Poland-owned JSW, the largest coking coal miner in the European Union, has cut its 2014 production target by 9% to 12% and slashed investment in an effort to regain profitability after steep falls in coal prices and an ongoing corporate restructuring.
The announcement comes as Polish authorities work on a plan to group its loss-making mines into a “bad” or a “good” unit. The first group, FT.com reports (subs. required) will face a major reshuffle or closure, while the “good” one would manage the country’s viable mines. But with the industry employing more than 100,000 people, any radical change is likely to be a tough political sell.
Poland’s vast coal reserves, the second-largest in Europe, were seen as the energy ace up its sleeve – offsetting reliance on Russian resources and providing enough cheap, domestic fuel to power decades of economic growth.

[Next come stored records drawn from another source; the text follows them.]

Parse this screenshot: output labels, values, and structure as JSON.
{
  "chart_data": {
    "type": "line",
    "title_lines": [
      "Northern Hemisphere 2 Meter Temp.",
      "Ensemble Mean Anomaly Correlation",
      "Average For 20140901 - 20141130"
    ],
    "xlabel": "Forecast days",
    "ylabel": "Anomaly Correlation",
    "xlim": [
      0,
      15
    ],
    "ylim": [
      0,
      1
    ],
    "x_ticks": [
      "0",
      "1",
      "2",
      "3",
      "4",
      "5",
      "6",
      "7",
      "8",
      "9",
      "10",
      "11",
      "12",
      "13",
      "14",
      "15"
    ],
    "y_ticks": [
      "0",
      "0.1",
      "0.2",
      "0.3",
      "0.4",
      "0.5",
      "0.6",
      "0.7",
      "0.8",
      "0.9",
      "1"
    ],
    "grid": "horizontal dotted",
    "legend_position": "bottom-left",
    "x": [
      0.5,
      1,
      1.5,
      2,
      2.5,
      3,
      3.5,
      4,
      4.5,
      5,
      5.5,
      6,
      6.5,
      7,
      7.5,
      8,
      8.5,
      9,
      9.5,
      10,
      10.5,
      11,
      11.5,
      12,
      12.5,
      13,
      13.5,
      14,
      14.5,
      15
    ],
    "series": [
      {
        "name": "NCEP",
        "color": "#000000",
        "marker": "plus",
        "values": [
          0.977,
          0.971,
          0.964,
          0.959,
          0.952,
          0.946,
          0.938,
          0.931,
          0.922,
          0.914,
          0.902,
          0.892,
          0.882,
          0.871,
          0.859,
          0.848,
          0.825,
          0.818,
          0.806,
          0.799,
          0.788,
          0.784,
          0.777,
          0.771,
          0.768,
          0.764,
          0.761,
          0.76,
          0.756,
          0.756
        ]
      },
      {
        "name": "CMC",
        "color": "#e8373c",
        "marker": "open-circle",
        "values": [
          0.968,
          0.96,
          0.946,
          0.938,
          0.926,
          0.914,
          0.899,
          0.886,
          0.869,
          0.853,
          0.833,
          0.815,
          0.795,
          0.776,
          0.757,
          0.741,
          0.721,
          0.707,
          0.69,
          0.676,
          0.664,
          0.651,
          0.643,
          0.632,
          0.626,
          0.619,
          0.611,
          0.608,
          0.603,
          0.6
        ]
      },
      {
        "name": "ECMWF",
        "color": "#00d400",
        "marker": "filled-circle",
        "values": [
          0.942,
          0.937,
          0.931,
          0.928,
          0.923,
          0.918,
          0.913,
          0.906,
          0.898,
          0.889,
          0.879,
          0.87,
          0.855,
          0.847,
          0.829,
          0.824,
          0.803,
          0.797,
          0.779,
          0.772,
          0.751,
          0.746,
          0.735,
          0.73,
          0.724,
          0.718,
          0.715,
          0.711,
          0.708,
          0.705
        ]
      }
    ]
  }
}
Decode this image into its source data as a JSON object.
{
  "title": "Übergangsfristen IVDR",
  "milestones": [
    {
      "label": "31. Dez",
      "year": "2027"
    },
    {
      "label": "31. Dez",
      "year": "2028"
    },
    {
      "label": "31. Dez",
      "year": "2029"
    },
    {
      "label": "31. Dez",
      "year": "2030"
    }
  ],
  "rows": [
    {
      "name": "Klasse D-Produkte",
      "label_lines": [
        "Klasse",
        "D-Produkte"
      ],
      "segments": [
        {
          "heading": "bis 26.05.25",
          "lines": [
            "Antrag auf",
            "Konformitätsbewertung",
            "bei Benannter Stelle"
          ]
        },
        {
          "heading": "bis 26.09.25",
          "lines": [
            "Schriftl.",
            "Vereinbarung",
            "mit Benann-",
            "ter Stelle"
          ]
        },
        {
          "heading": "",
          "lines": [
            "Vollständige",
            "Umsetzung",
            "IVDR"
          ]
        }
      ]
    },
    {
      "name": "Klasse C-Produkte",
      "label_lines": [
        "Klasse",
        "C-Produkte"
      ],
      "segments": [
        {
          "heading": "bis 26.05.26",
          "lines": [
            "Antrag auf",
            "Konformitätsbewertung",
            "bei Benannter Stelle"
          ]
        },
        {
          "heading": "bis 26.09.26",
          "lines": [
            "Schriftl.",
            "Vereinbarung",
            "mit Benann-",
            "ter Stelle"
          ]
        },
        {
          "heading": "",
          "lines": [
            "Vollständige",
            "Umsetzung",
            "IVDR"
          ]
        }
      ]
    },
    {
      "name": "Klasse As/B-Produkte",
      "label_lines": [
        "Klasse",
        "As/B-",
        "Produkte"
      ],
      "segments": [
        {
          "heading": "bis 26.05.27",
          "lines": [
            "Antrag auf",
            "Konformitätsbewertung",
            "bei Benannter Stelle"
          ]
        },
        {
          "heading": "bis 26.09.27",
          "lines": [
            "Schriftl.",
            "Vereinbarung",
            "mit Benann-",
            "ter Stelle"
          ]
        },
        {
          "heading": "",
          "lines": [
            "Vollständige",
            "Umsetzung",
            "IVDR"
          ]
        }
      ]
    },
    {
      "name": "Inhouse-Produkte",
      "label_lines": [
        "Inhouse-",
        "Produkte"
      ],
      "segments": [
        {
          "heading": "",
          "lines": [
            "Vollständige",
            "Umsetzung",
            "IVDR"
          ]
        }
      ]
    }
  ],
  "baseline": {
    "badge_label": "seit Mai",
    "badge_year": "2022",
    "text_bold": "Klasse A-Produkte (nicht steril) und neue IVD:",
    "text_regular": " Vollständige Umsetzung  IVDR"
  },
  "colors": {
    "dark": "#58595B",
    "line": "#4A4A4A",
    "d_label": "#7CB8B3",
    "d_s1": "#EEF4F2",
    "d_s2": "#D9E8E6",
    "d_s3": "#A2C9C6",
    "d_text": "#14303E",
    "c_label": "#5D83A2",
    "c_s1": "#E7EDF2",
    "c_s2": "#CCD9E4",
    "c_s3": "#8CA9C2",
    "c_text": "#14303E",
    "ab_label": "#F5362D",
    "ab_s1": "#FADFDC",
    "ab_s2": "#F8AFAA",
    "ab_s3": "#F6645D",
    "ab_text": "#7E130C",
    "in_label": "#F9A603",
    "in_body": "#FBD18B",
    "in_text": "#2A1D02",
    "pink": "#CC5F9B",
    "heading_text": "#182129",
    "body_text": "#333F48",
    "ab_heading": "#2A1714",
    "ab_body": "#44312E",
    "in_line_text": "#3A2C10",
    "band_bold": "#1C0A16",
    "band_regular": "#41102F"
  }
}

But since the US shale boom sent coal prices down the drain, the country’s state-owned miners inefficiencies became evident.
The Polish coal mining sector is going through a difficult period, with the four biggest, state-owned companies generating lower revenue than in previous years. They are especially vulnerable to low coal prices because they have higher costs than miners in Asia or Australia.
Kompania Węglowa, Europe’s largest hard coal producer, had a loss of more that 600 million zloty (about $180 million) last year.
JSW’s shares have lost nearly half of their value this year and 80% since the company’s stock market debut in 2011. In the first six month of this year the miner lost 340m zloty ($102m).
In addition, the nation is facing additional pressure from the EU, which has asked Poland to wean itself off the fossil fuel based on environmental concerns.